Depending on who you ask, you may get a different answer to what the best way to backup a computer is. In today’s post, we will list various backup options for safeguarding and backup, which can be used as a Plan B.

1. External Hard Drive

External hard drives are probably the most popular method for backing up data on a PC because they are for the most part straightforward and simple to setup. With an external hard drive as a backup solution, the hard drive is connected to a computer directly via USB, FireWire or eSATA.

Many external hard drive manufacturers provide backup software with their drives, which can be used as an out-of-the-box solution for backing up a computer. However, specialty backup software is readily available as well.

2. USB Drive

If you don’t have a ton of data that you need to backup (less than 128GB), then a simple USB drive backup solution may work great for you. USB drives are for the most part used to move data from one PC to another, or to another device, but high capacity USB drives are becoming more popular as backup devices.

Companies like Lexar and SanDisk are marketing their high-capacity USB drives as minimal, but effective backup solutions. For additional backup capacity, some manufacturers offer up to 128GB USB drives which are specifically purposed for backup, including ready to go backup software preinstalled onto the drive.

Additionally, some USB drives even incorporate a physical one-touch button on the actual drive that works with the manufacturer’s backup software. Simply tap the button on the USB drive, and your data is backed up.

3. Backup Internal Hard Drive

If the objective is to backup a single computer, you may want to consider adding an additional internal hard drive to the computer. Since the hard drive will be connected directly to the motherboard (usually through a SATA interface), it may offer additional speed vs. an external hard drive, which would likely be connected via USB.

Want to backup a desktop computer and have a spare hard drive laying around? Install it on the PC in the same way the primary hard drive is connected. You may have to buy an extra SATA cable to connect the drive, but they’re only a few bucks. From there, select a backup software, choose the extra internal hard drive as the backup source, and you’re set to go.

4. Cloud

Many people use cloud storage as a way to backup important files and data on their computers. Usually, cloud storage is not used for full system backups, but rather, a backup storage location for important data.

With cloud storage for backup, you can create a new folder/location using your cloud provider of choice and title it “backup.” From there, copy any important files or data to the cloud as well as the computer. Want to backup data to the cloud but safeguard it? You may consider encrypting the data.

Online-Tech-Tips has a nice guide to different cloud providers and the pros and cons of each.

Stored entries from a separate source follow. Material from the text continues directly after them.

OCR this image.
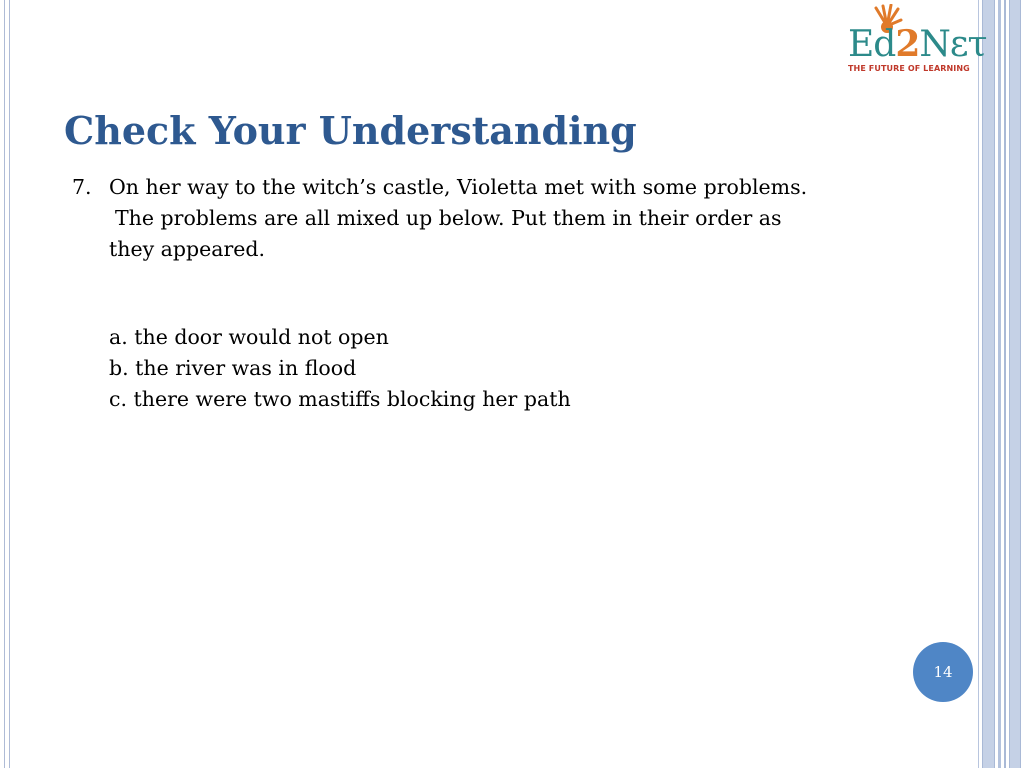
Ed2Nετ
THE FUTURE OF LEARNING
Check Your Understanding
7. On her way to the witch’s castle, Violetta met with some problems.
The problems are all mixed up below. Put them in their order as
they appeared.
a. the door would not open
b. the river was in flood
c. there were two mastiffs blocking her path
14
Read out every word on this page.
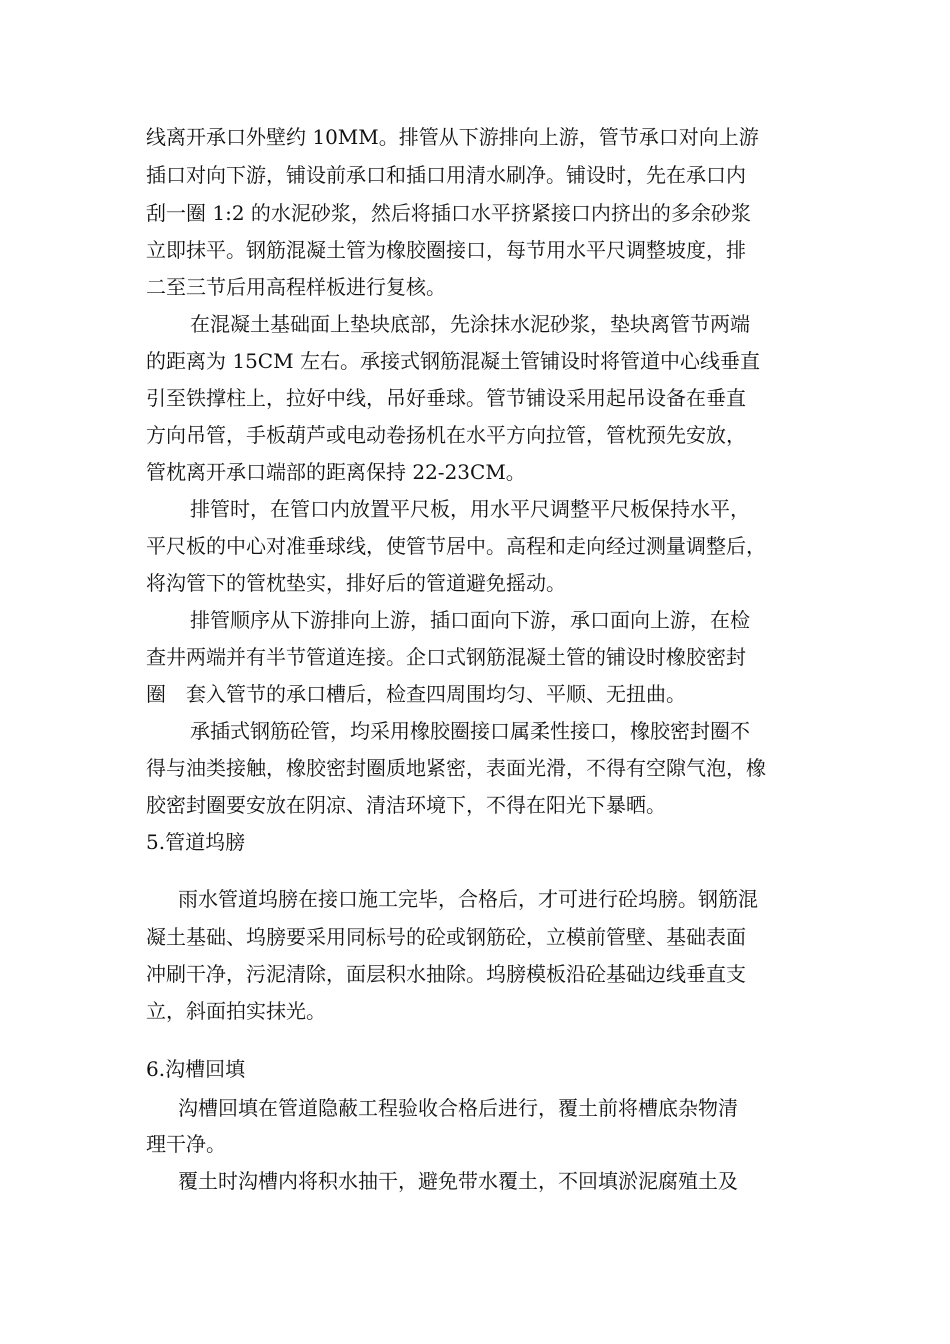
线离开承口外壁约 10MM。排管从下游排向上游，管节承口对向上游
插口对向下游，铺设前承口和插口用清水刷净。铺设时，先在承口内
刮一圈 1:2 的水泥砂浆，然后将插口水平挤紧接口内挤出的多余砂浆
立即抹平。钢筋混凝土管为橡胶圈接口，每节用水平尺调整坡度，排
二至三节后用高程样板进行复核。
在混凝土基础面上垫块底部，先涂抹水泥砂浆，垫块离管节两端
的距离为 15CM 左右。承接式钢筋混凝土管铺设时将管道中心线垂直
引至铁撑柱上，拉好中线，吊好垂球。管节铺设采用起吊设备在垂直
方向吊管，手板葫芦或电动卷扬机在水平方向拉管，管枕预先安放，
管枕离开承口端部的距离保持 22-23CM。
排管时，在管口内放置平尺板，用水平尺调整平尺板保持水平，
平尺板的中心对准垂球线，使管节居中。高程和走向经过测量调整后，
将沟管下的管枕垫实，排好后的管道避免摇动。
排管顺序从下游排向上游，插口面向下游，承口面向上游，在检
查井两端并有半节管道连接。企口式钢筋混凝土管的铺设时橡胶密封
圈　套入管节的承口槽后，检查四周围均匀、平顺、无扭曲。
承插式钢筋砼管，均采用橡胶圈接口属柔性接口，橡胶密封圈不
得与油类接触，橡胶密封圈质地紧密，表面光滑，不得有空隙气泡，橡
胶密封圈要安放在阴凉、清洁环境下，不得在阳光下暴晒。
5.管道坞膀
雨水管道坞膀在接口施工完毕，合格后，才可进行砼坞膀。钢筋混
凝土基础、坞膀要采用同标号的砼或钢筋砼，立模前管壁、基础表面
冲刷干净，污泥清除，面层积水抽除。坞膀模板沿砼基础边线垂直支
立，斜面拍实抹光。
6.沟槽回填
沟槽回填在管道隐蔽工程验收合格后进行，覆土前将槽底杂物清
理干净。
覆土时沟槽内将积水抽干，避免带水覆土，不回填淤泥腐殖土及
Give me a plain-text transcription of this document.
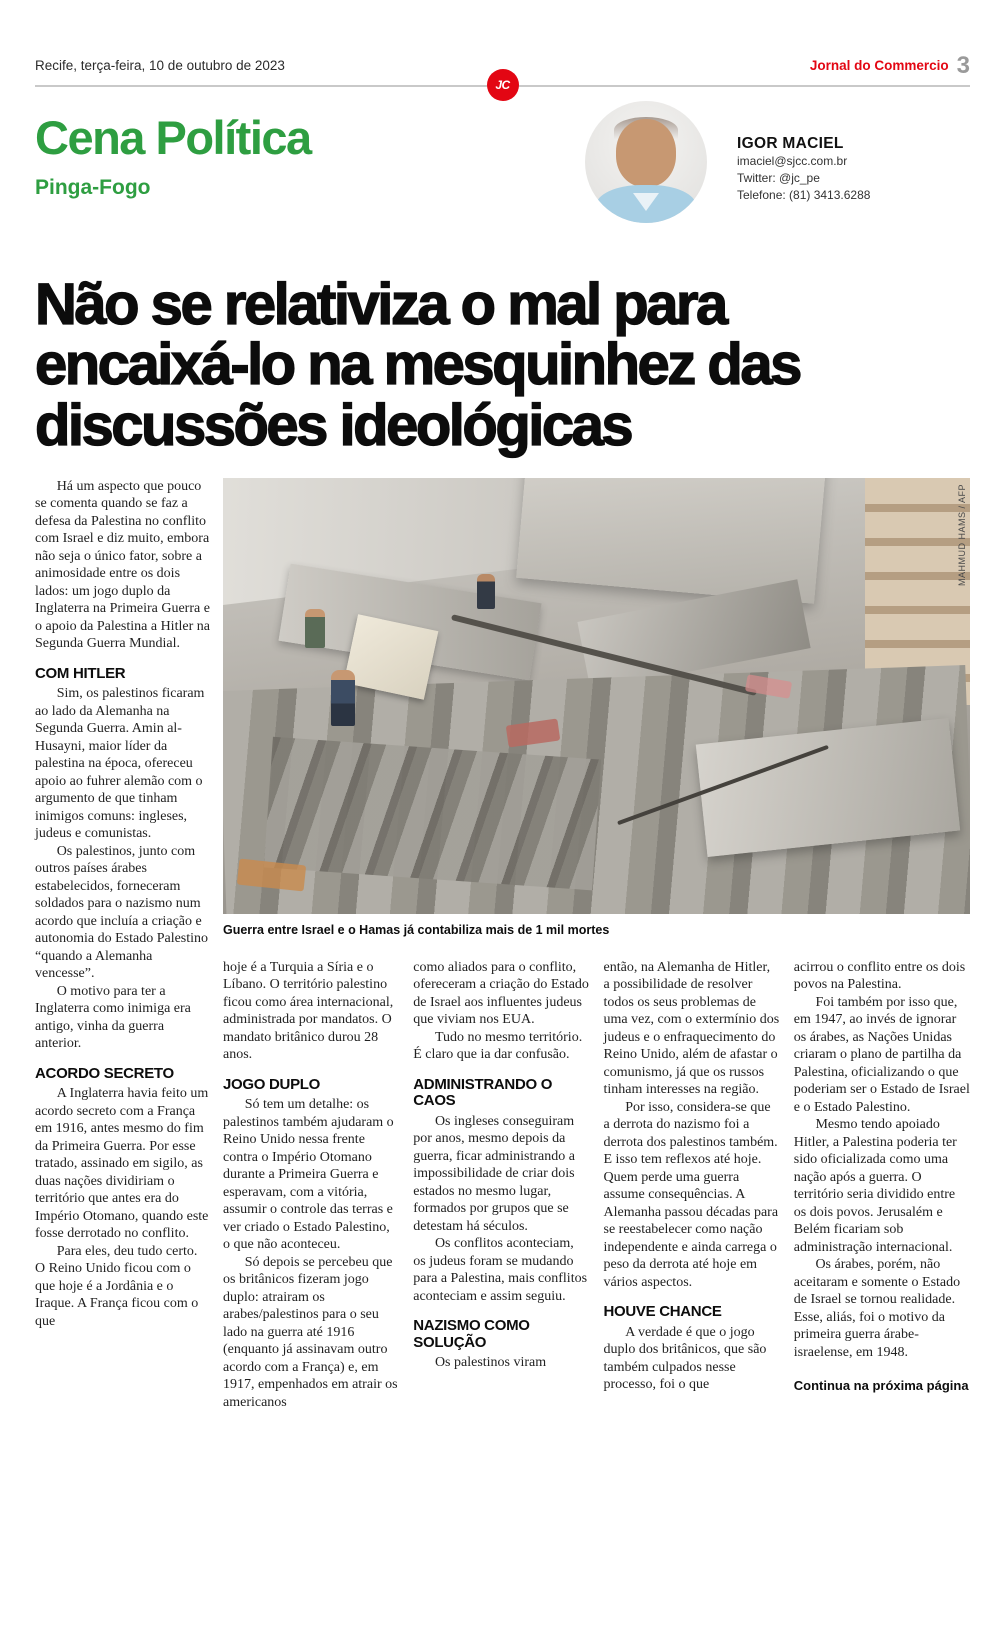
Recife, terça-feira, 10 de outubro de 2023	Jornal do Commercio 3
JC
Cena Política
Pinga-Fogo
IGOR MACIEL
imaciel@sjcc.com.br
Twitter: @jc_pe
Telefone: (81) 3413.6288
Não se relativiza o mal para
encaixá-lo na mesquinhez das
discussões ideológicas

Há um aspecto que pouco se comenta quando se faz a defesa da Palestina no conflito com Israel e diz muito, embora não seja o único fator, sobre a animosidade entre os dois lados: um jogo duplo da Inglaterra na Primeira Guerra e o apoio da Palestina a Hitler na Segunda Guerra Mundial.

COM HITLER

Sim, os palestinos ficaram ao lado da Alemanha na Segunda Guerra. Amin al-Husayni, maior líder da palestina na época, ofereceu apoio ao fuhrer alemão com o argumento de que tinham inimigos comuns: ingleses, judeus e comunistas.

Os palestinos, junto com outros países árabes estabelecidos, forneceram soldados para o nazismo num acordo que incluía a criação e autonomia do Estado Palestino “quando a Alemanha vencesse”.

O motivo para ter a Inglaterra como inimiga era antigo, vinha da guerra anterior.

ACORDO SECRETO

A Inglaterra havia feito um acordo secreto com a França em 1916, antes mesmo do fim da Primeira Guerra. Por esse tratado, assinado em sigilo, as duas nações dividiriam o território que antes era do Império Otomano, quando este fosse derrotado no conflito.

Para eles, deu tudo certo. O Reino Unido ficou com o que hoje é a Jordânia e o Iraque. A França ficou com o que

MAHMUD HAMS / AFP
Guerra entre Israel e o Hamas já contabiliza mais de 1 mil mortes

hoje é a Turquia a Síria e o Líbano. O território palestino ficou como área internacional, administrada por mandatos. O mandato britânico durou 28 anos.

JOGO DUPLO

Só tem um detalhe: os palestinos também ajudaram o Reino Unido nessa frente contra o Império Otomano durante a Primeira Guerra e esperavam, com a vitória, assumir o controle das terras e ver criado o Estado Palestino, o que não aconteceu.

Só depois se percebeu que os britânicos fizeram jogo duplo: atrairam os arabes/palestinos para o seu lado na guerra até 1916 (enquanto já assinavam outro acordo com a França) e, em 1917, empenhados em atrair os americanos

como aliados para o conflito, ofereceram a criação do Estado de Israel aos influentes judeus que viviam nos EUA.

Tudo no mesmo território. É claro que ia dar confusão.

ADMINISTRANDO O CAOS

Os ingleses conseguiram por anos, mesmo depois da guerra, ficar administrando a impossibilidade de criar dois estados no mesmo lugar, formados por grupos que se detestam há séculos.

Os conflitos aconteciam, os judeus foram se mudando para a Palestina, mais conflitos aconteciam e assim seguiu.

NAZISMO COMO SOLUÇÃO

Os palestinos viram

então, na Alemanha de Hitler, a possibilidade de resolver todos os seus problemas de uma vez, com o extermínio dos judeus e o enfraquecimento do Reino Unido, além de afastar o comunismo, já que os russos tinham interesses na região.

Por isso, considera-se que a derrota do nazismo foi a derrota dos palestinos também. E isso tem reflexos até hoje. Quem perde uma guerra assume consequências. A Alemanha passou décadas para se reestabelecer como nação independente e ainda carrega o peso da derrota até hoje em vários aspectos.

HOUVE CHANCE

A verdade é que o jogo duplo dos britânicos, que são também culpados nesse processo, foi o que

acirrou o conflito entre os dois povos na Palestina.

Foi também por isso que, em 1947, ao invés de ignorar os árabes, as Nações Unidas criaram o plano de partilha da Palestina, oficializando o que poderiam ser o Estado de Israel e o Estado Palestino.

Mesmo tendo apoiado Hitler, a Palestina poderia ter sido oficializada como uma nação após a guerra. O território seria dividido entre os dois povos. Jerusalém e Belém ficariam sob administração internacional.

Os árabes, porém, não aceitaram e somente o Estado de Israel se tornou realidade. Esse, aliás, foi o motivo da primeira guerra árabe-israelense, em 1948.

Continua na próxima página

5. Network Attached Storage (NAS)

Network attached storage, or NAS, is a nice backup option if you have multiple computers or devices that you want to backup to a centralized location. Most basic NAS storage options involve connecting an external hard drive or specialty backup device such as a Drobo or Synology solution to the network or router.

6. CD/DVD/Blu-ray

Although you may not want to be burning a ton of discs for regular backups, CD/DVD burning is still a popular method for creating incremental and periodical backups. This method is not only cheap, but somewhat reliable as well. Because you are backing up specific data or even performing complete system backups to removable media, you can create a defined data backup and store the CDs/DVDs in a safe spot.

Unlike a hard drive that is electronic and uses mechanical parts, which can fail at any given time, a CD sitting in a shoe box is very unlikely to fail, making CD/DVD backup a cheap and reliable option.

For a little bit of extra money, you can also get yourself a Blu-ray burner and some high-capacity Blu-ray discs that can store significantly more than CDs and DVDs.

7. Tape Drive

If you have very important data that needs to be backed up and possibly even archived for a period of time, a tape drive solution may be the best backup option.

Tape drives utilize reels to wind a magnetic strip. Thus, they offer sequential access storage, where a device like a standard HDD hard drive utilizes random access storage. Tape drives are not the latest technology, but they can be quality choices for archive or durational backup and they are very reliable with excellent data preservation qualities.

However, they are unpractical for most consumer backup tasks and general storage purposes. Tape drives are also usually more expensive and come with more expensive commercial backup software.

Those are just a few popular ways to backup important PC data. Thank you for stopping by the site for today’s post.